3 derniers kms : 2 kms de route et 1km sur la plage. Je marche sur une partie de la route et sur le début de la plage. On se fait doubler par 2 personnes. Mais ça m’est égal, je veux juste finir. Une fois sur la plage Pauline et les enfants sont là. Arthur et Mia courent avec moi jusqu’à l’arrivée. TROP BON, JE L’AI FAIT en 13 H 00 MIN 24 SEC!!!!! 68ième sur 160 finishers. Plus de 40 abandons pendant la course.Une demi heure de moins que ce que j’avais prévu, sur la dernière partie je reprends 23 min grâce à mon super coach du jour.

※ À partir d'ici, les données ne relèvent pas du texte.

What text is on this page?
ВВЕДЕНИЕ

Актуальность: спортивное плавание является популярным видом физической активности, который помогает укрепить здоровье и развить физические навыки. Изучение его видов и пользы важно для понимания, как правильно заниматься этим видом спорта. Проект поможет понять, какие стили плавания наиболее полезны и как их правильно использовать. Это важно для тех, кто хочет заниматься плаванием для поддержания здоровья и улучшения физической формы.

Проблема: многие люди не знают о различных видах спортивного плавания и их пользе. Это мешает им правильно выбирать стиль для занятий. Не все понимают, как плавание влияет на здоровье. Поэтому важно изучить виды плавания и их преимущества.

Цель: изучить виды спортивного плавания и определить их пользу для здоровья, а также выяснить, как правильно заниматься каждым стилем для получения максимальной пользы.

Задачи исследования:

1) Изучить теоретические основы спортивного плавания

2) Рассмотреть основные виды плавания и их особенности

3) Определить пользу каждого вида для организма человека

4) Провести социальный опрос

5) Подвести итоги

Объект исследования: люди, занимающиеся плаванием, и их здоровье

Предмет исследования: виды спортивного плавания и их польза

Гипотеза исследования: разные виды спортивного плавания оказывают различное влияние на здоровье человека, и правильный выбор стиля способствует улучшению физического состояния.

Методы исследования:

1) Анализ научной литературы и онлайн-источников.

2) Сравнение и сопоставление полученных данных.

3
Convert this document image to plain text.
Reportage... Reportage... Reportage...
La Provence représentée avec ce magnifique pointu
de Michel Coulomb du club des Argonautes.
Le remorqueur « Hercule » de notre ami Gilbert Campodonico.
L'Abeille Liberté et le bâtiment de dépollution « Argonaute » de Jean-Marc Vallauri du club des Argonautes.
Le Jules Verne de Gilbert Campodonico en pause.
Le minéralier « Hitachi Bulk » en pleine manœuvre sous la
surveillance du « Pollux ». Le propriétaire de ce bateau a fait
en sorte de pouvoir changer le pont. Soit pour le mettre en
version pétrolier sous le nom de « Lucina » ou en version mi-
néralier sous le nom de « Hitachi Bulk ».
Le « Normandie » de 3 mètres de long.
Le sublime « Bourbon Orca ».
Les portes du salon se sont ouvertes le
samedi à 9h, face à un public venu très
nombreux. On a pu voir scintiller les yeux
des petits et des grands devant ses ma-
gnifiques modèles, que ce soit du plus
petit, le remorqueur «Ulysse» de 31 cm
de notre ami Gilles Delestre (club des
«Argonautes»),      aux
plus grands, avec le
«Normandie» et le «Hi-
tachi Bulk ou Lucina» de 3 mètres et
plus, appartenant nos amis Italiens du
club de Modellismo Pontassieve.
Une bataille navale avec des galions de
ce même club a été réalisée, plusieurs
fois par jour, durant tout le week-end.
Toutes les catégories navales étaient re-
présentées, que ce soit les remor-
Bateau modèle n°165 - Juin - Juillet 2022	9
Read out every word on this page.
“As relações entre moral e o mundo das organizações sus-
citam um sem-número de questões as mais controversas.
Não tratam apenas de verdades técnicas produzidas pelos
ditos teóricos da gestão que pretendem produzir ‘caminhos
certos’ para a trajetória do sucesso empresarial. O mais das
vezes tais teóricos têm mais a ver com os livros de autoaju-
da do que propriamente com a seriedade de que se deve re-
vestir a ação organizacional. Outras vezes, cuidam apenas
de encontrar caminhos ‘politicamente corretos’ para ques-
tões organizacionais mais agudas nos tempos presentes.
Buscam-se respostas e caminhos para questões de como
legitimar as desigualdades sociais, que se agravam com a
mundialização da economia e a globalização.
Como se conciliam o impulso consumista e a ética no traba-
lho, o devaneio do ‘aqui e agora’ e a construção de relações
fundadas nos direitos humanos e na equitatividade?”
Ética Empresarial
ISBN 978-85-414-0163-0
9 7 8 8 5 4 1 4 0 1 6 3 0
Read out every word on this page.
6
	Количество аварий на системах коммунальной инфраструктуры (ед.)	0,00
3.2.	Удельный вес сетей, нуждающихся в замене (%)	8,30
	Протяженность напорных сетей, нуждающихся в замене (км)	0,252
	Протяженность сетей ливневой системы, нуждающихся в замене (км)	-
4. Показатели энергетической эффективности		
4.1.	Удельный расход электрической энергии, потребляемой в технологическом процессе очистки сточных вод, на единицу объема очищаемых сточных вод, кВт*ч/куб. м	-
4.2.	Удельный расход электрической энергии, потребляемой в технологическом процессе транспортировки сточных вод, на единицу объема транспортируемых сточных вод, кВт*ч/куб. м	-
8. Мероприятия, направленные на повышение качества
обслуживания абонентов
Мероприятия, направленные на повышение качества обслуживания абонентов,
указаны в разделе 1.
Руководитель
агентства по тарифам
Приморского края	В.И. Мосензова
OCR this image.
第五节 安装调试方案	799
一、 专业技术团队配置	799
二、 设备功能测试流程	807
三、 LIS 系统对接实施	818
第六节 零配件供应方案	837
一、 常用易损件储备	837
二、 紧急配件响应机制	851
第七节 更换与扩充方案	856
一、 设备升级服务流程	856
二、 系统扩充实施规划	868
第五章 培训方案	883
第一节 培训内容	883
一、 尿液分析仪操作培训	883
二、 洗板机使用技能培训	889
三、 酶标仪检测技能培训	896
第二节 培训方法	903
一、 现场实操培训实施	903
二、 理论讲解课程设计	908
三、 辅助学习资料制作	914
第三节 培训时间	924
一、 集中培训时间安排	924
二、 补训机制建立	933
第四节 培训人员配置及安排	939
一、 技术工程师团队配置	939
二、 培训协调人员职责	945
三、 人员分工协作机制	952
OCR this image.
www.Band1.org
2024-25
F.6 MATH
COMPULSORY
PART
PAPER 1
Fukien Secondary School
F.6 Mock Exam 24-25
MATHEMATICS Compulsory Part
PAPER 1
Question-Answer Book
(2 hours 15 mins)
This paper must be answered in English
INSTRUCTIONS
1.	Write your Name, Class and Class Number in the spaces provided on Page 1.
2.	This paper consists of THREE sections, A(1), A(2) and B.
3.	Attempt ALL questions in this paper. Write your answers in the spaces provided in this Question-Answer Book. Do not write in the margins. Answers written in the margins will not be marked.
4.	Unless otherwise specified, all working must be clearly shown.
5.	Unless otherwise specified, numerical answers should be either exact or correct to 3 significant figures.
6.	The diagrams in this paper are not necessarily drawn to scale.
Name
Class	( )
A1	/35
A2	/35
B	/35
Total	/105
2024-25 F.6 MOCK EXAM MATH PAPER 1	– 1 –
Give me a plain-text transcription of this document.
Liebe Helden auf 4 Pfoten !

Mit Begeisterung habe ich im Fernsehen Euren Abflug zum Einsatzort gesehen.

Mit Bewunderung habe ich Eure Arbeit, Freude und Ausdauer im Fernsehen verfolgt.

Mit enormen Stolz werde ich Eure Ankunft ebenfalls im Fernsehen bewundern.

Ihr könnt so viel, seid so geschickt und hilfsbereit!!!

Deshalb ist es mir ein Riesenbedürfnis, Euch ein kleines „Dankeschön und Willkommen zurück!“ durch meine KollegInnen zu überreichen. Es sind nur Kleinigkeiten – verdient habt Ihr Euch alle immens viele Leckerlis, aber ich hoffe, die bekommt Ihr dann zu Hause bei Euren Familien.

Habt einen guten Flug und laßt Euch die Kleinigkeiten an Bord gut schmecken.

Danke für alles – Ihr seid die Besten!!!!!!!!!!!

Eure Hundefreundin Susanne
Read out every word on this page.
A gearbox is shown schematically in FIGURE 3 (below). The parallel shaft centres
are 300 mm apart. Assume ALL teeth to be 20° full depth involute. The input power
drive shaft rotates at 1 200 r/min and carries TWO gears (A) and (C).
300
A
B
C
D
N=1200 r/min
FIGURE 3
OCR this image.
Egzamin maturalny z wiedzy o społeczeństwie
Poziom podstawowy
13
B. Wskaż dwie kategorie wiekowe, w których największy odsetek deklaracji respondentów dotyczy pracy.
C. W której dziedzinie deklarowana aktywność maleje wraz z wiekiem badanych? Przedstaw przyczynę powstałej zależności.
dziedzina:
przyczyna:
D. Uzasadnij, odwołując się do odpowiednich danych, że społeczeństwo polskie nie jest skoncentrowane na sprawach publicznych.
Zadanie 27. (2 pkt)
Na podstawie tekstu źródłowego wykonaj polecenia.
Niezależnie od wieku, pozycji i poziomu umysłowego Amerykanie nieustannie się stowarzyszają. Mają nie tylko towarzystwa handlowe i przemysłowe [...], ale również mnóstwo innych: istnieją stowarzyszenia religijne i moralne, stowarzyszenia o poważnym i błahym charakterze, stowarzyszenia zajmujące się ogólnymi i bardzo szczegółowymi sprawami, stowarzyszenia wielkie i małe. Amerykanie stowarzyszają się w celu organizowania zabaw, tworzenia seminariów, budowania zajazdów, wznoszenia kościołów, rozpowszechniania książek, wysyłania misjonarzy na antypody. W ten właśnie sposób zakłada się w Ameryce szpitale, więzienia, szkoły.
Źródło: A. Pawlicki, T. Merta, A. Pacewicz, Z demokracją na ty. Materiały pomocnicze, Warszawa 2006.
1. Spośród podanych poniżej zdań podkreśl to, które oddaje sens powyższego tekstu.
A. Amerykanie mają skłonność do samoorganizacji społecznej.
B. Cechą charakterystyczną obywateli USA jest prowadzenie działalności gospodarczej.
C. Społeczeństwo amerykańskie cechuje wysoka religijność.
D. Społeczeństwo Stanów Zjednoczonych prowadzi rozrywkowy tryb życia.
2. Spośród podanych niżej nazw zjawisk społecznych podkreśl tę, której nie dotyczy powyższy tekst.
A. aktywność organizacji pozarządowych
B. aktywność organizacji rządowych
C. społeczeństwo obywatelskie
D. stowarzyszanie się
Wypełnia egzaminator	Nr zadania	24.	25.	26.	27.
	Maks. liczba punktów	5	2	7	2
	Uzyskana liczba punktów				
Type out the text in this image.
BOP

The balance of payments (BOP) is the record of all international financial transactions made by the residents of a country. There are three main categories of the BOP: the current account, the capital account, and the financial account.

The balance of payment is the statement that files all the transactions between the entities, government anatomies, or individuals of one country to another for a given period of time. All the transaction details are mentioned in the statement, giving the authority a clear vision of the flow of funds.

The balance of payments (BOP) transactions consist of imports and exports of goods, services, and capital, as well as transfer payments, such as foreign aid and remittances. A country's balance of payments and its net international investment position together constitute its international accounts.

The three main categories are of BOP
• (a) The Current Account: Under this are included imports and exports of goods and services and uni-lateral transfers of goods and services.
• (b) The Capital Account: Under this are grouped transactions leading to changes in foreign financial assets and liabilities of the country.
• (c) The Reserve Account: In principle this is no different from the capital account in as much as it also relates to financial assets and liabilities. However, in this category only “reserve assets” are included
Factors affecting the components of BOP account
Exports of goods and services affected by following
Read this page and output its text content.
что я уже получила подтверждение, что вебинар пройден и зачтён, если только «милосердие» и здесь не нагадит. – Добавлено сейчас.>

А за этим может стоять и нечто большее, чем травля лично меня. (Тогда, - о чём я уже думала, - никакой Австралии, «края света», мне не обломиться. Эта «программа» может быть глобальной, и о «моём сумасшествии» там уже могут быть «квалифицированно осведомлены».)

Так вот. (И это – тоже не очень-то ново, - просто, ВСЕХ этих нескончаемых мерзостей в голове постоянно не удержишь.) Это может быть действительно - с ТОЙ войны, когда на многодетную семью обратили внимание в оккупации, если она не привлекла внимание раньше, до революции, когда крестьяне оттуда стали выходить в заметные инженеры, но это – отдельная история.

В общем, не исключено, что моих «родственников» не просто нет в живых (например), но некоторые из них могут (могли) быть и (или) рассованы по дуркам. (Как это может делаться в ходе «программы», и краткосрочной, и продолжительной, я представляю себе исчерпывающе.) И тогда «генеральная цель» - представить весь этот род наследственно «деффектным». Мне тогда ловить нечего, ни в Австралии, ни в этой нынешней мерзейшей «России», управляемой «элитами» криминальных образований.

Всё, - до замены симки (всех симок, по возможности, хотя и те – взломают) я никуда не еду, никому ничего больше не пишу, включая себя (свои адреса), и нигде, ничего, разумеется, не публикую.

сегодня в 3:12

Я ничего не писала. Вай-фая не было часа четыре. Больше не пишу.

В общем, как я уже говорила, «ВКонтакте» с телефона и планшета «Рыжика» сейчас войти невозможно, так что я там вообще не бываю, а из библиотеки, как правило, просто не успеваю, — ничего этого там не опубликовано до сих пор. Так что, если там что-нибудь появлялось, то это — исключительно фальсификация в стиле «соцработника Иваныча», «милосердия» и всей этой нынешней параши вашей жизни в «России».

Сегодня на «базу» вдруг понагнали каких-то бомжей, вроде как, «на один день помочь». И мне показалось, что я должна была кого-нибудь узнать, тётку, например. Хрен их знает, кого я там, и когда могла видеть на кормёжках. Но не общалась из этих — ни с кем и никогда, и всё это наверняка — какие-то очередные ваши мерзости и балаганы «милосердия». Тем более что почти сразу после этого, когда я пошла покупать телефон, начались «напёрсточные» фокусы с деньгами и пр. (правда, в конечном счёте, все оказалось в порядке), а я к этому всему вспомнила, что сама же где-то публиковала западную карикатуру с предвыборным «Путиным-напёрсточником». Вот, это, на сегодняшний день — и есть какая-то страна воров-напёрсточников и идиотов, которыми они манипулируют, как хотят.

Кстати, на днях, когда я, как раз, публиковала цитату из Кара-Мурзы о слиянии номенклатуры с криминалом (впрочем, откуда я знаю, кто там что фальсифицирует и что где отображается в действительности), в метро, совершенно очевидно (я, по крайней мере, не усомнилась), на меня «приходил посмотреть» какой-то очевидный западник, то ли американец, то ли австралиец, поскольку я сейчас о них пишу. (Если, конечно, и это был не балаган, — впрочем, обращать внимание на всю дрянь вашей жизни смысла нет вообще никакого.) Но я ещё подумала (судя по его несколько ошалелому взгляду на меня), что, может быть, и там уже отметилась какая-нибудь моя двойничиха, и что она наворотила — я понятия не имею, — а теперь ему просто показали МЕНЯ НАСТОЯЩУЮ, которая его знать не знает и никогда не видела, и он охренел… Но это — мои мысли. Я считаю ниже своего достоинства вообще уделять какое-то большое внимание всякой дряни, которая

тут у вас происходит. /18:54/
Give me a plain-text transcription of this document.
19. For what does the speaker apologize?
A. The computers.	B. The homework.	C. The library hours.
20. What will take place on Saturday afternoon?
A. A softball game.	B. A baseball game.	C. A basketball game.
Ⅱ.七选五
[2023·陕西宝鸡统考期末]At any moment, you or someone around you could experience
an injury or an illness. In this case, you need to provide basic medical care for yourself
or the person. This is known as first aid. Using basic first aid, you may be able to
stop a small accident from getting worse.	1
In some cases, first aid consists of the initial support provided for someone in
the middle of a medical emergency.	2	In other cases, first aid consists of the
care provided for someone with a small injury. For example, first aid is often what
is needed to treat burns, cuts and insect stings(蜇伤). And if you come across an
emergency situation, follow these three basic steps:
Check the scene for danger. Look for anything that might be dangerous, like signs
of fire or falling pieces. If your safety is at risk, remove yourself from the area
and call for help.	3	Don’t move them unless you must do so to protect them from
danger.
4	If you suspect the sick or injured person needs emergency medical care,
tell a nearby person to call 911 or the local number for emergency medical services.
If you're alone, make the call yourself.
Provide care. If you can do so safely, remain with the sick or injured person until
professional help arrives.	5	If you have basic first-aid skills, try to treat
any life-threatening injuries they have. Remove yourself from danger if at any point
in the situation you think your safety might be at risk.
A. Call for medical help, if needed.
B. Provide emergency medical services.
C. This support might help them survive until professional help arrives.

« Merci d avoir mis toutes ces photos »louisa
« Bravo Jérôme, respect » eric
« Ah ah rha mmmmm » Charlie
« Génial cet article, on vit la course avec vous! » Claire
Quelle épreuve et quelle volonté ! le journal de ta course et les photos sont super. On voit la souffrance, le dépassement mais aussi le rôle décisif de ceux qui encouragent et qui soutiennent. La récupération complète doit prendre plusieurs semaines. Merci pour tout ça
Eh ben, pour queleu’un qui n’aimait pas courir il y a moins de 5 ou 6 ans! Bravo.
Bises.
Super article pour une course gérer admirablement bien! Good work dude!